SMALL businesses and SME company carfleets can save thousands of pounds a year on fuel costs if they follow fuel-saving driving techniques. This special report is filed by AA DriveTech.
ALTHOUGH the chancellor reduced fuel duty today in the Budget (from 6pm, 23 March, 2011), the average cost of a gallon of fuel will still be over £6 per gallon. So the profitability of businesses of all sizes is still being undermined by fuel costs at record levels.
A recent poll by the Federation of Small Businesses revealed that most small companies will have to find an additional £2000 in revenue over the next six months just to accommodate rises in fuel costs.
Whilst the vehicle manufacturers have made huge strides in powertrain and aerodynamic efficiencies, it seems that their advances are somewhat blunted by most drivers’ lack of knowledge and technique. It’s hardly their fault though – concern about fuel economy has only become part and parcel of the driving test relatively recently and, although there is an abundance of fuel efficient driving advice about, it all seems a bit impractical to implement in everyday driving.
So, as a result, at AA DriveTech we have come up with three simple pieces of advice which should be easy to apply and effective in improving fuel consumption.
Three easy steps to better fuel consumption
- If your vehicle doesn’t have “Stop/Start” technology, deploy your own version. By looking well ahead in traffic or at lights you should be able to judge if you’re going to be stopped for more than 30 seconds. If you are, switch off. Modern starters, batteries and charging systems are quite able to cope with this regime once they are at running temperature.
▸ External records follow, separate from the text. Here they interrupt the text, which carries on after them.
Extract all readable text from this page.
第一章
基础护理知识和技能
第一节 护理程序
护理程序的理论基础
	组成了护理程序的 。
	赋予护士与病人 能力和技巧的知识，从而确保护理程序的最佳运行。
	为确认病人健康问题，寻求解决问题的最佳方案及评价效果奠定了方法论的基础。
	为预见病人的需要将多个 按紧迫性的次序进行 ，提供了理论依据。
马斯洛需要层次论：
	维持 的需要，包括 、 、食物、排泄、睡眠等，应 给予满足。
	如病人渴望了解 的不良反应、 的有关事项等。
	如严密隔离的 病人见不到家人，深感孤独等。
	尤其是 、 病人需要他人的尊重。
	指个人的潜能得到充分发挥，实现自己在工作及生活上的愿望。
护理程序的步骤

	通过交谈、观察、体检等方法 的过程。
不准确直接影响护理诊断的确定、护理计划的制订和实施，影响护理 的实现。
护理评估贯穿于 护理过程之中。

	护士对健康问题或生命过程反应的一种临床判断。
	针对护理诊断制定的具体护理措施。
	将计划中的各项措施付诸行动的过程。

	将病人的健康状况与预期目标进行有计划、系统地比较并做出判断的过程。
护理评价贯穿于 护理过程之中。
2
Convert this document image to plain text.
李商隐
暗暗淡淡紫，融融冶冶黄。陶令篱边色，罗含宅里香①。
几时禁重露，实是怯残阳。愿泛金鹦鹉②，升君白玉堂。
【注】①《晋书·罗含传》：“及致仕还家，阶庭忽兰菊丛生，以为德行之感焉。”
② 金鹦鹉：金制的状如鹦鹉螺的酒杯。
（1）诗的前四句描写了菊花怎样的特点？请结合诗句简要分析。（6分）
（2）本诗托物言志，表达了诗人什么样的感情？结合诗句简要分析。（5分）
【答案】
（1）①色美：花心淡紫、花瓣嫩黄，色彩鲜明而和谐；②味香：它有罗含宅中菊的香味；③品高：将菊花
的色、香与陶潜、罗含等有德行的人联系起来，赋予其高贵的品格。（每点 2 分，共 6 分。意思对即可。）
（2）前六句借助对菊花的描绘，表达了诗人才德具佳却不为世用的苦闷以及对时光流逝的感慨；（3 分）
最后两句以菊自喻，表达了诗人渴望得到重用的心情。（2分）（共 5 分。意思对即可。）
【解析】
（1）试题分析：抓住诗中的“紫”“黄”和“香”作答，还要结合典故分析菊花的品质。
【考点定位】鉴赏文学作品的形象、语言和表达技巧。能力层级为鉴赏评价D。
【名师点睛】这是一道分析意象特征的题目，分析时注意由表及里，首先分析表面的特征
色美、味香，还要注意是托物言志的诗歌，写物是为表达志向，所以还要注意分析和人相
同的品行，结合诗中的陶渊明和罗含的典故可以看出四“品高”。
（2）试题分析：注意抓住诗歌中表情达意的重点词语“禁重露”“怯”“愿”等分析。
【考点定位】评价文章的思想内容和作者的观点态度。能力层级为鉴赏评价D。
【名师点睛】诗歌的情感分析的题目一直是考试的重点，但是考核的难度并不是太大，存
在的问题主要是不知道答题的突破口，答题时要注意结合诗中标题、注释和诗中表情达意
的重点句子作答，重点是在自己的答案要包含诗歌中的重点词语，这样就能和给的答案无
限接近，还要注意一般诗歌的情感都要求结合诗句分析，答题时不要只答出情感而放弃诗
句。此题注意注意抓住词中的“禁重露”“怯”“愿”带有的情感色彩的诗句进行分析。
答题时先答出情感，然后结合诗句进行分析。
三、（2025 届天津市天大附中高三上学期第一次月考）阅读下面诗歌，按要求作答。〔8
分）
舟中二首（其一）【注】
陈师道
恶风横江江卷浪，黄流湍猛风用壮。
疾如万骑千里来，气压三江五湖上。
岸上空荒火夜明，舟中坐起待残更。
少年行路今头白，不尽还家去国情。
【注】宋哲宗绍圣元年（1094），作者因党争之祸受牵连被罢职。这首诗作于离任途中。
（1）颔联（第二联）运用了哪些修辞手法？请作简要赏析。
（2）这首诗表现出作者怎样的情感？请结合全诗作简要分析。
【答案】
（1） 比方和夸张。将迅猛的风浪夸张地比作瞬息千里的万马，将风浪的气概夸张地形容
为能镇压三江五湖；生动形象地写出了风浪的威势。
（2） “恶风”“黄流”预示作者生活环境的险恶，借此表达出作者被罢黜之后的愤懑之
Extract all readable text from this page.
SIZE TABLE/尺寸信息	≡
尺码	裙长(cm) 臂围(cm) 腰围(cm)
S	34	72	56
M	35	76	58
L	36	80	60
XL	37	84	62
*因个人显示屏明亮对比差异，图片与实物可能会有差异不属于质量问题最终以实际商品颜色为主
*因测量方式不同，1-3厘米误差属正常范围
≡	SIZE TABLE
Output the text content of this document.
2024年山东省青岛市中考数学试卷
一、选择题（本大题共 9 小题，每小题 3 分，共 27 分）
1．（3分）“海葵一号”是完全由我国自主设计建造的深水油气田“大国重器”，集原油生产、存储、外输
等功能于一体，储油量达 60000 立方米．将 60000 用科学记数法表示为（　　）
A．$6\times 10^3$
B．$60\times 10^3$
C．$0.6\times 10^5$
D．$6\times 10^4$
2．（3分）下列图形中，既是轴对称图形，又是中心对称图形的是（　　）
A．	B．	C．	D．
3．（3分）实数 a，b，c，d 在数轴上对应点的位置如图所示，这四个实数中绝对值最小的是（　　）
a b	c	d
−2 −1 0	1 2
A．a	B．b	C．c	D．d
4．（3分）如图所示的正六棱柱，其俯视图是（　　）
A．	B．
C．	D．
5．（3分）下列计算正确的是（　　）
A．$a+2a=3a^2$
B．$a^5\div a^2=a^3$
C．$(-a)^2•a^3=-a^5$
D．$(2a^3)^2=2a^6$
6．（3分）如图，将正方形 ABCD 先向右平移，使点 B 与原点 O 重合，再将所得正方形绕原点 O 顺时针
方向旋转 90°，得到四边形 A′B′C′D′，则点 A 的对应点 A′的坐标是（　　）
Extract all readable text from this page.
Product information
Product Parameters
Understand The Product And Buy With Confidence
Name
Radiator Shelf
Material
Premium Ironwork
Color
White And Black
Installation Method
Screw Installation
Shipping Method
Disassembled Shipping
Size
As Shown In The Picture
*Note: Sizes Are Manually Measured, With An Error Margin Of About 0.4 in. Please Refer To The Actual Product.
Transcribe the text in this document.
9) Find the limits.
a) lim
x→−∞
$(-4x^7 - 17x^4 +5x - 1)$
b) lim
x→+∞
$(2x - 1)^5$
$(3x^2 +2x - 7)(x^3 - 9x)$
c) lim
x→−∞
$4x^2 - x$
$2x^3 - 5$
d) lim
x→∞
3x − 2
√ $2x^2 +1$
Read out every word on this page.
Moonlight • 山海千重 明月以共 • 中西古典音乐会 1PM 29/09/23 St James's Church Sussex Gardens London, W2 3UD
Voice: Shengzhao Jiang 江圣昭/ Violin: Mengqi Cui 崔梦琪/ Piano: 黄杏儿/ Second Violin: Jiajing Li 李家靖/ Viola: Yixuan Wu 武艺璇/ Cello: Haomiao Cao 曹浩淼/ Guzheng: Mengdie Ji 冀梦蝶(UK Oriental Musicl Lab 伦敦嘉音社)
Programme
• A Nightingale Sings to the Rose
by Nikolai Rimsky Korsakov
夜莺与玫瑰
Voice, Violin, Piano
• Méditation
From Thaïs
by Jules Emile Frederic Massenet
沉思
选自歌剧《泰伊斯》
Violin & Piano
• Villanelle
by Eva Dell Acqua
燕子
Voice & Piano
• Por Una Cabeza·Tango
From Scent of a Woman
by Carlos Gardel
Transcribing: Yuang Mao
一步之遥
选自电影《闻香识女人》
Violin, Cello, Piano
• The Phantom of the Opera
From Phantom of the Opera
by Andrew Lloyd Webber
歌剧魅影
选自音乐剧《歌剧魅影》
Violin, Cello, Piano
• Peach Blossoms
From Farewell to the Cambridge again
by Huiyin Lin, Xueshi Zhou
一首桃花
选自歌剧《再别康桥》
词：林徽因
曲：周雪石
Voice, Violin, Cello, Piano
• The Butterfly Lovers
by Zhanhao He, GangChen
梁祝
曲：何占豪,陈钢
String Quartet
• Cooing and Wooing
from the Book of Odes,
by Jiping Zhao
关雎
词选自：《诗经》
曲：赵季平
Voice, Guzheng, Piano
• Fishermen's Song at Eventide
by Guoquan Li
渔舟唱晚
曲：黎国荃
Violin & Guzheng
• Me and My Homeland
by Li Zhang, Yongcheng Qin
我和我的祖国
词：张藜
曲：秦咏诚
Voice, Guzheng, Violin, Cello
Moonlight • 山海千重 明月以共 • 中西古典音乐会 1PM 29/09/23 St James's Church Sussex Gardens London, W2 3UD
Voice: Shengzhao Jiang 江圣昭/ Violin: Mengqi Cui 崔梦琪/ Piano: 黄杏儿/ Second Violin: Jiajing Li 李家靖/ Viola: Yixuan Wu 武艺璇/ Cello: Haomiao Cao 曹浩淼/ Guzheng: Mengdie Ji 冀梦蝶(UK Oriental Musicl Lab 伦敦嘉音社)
- Find out where the engine’s “sweet spot” is (usually the point at which peak torque is being produced) and change up at that point. When overtaking, select a gear that enables you to use that “sweet spot” to best (and most efficient) advantage.
- “Block change” up the gearbox (1st, 3rd, 6th ) when circumstances allow, back off the throttle as much as you can to use the vehicle’s existing momentum to carry it forward, only use the brakes to slow down and don’t exceed the speed limit.
These techniques alone should result in the order of a 5% saving in fuel consumption but in truth they are really only a taster of what can be achieved as a result of a driver experiencing a professionally-run fuel economy course overseen by an experienced trainer.
We have something called Fuel Save 15. The product name alludes to the percentage of savings that should be achievable if all are applied correctly and the vehicle is in optimum condition.
AA DriveTech’s fleet director Paul Holmes puts the potential gains into perspective: “If you compare the cost of fuelling a 25 vehicle fleet between now and this time last year you could be looking at £91,364 now as opposed to £72,273 [25 vehicles @ 33mpg average; 20K miles p.a.; fuel @£1.05 per litre/£4.78 per gallon]. That’s a staggering 26% increase!
“If all those drivers completed a Fuel Save 15 course and continued to apply those techniques during every trip you could expect to claw back well over £12,500 worth of fuel cost. You have to sell a lot of products or services to generate profit of that magnitude.”